Hier singt man deutsch …
9. Februar 2005Der Markt für deutschsprachige Musik boomt. Man muss schon über 20 Jahre zurückblicken, um einen ähnlichen Erfolg einheimischer Bands in den Charts zu sehen. Damals sorgte die Neue Deutsche Welle mit Nena, Peter Schilling oder Fehlfarben für eine Renaissance deutscher Musik. Einflüsse der Neuen Deutschen Welle sind auch bei der Berliner Band "Wir sind Helden" deutlich herauszuhören.
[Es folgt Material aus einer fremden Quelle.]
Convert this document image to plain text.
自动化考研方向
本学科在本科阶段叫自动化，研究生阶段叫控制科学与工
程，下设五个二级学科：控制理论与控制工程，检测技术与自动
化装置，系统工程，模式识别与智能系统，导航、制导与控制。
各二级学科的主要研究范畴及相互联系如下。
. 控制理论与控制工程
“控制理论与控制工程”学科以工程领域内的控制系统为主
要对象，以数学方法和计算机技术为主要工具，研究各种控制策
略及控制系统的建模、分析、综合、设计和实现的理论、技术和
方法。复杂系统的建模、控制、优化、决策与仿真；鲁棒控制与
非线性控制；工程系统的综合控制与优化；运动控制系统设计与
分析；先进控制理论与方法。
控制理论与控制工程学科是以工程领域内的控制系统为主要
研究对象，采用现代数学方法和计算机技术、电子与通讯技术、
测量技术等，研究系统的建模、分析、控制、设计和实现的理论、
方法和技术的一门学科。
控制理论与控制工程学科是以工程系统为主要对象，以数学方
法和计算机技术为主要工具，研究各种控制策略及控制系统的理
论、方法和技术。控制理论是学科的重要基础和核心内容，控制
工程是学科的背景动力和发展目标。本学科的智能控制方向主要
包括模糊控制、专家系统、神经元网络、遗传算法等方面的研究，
Der Sprechgesang von Judith Holofernes erinnert teilweise allerdings auch an deutschen Rap.
Die Berliner hatten unter anderem einen Kurs in Popularmusik an der Hamburger Uni besucht. Dort wurde ihnen nahe gelegt, in ihre Musik 80er-Jahre-Sounds einzubauen. Das Ergebnis: ihr Debütalbum "Die Reklamation". Das wurde sowohl von der Kritik als auch von den Fans gefeiert. Mittlerweile haben "Wir sind Helden" über eine halbe Million Exemplare verkauft.
Geile Zeit
Ähnlich steil verlief bislang auch die Karriere der Gießener Rockband "Juli". Bis vor zwei Jahren hatte Sängerin Eva Briegel noch auf englisch getextet. Mit - sagen wir mal - bescheidenem Erfolg. Erst mit ihren deutschen Songs "Perfekte Welle" oder "Geile Zeit" hat sie den Nerv des Publikums getroffen. Eigentlich hatte sich die Frontfrau energisch gegen die Idee ihrer Bandmitglieder gewehrt, mal deutsche Texte zu schreiben. Die Entrüstung hat sich aber schnell gelegt.
Vorreiter eines neuen sprachlichen Selbstbewusstseins waren die deutschen Hip-Hop-Combos wie "Die Fantastischen Vier", "Fettes Brot" oder "Freundeskreis". Ihre Wortspielereien und intelligenten Reime weckten ein großes Interesse bei den Jugendlichen und waren sogar Unterrichtsstoff bei manchen Deutschlehrern. "Freundeskreis"-Rapper Max Herre gehört dabei zu den renommiertesten Textern. 2004 veröffentlichte der Stuttgarter sein erstes Soloalbum. Die Auseinandersetzung mit politischen und sozialen Themen hat er dabei sowohl von seinen Eltern als auch von den unterschiedlichsten Songwritern gelernt.
Überflüssige Quotendiskussion
Beim derzeitigen Erfolg einheimischer Bands ist es verwunderlich, dass der Ruf nach einer deutschen Quote im Radio immer lauter wird. Als sich im September zur Berliner Musikmesse "Popkomm" selbst die Politik einmischte, platzierten sich ausgerechnet acht deutsche Produktionen in den Top Ten der Albumcharts. Trotzdem hat der Bundestag vor kurzem beschlossen, dass demnächst 35 Prozent deutschsprachige, bzw. in Deutschland produzierte Musik gesendet werden soll. Dies unterstütze aber nur eine nationalistische Bewegung, meint Jan Müller, Bassist des Hamburger Quartetts Tocotronic, dass mit ihrer aktuellen Single "Aber hier leben, nein danke" einen Kontrapunkt setzen will.
Von einem neuen deutschen Nationalismus kann man aber sicherlich bei den meisten Bands nicht sprechen. Zwar treten Bands wie "Mia" mit schwarz-rot-goldener Fahne auf, aber das tun englische Gruppen wie "Oasis" oder andere Britpopbands mit ihren nationalen Fahnen auch - ohne dass man ihnen nationalistisches Gedankengut vorwirft.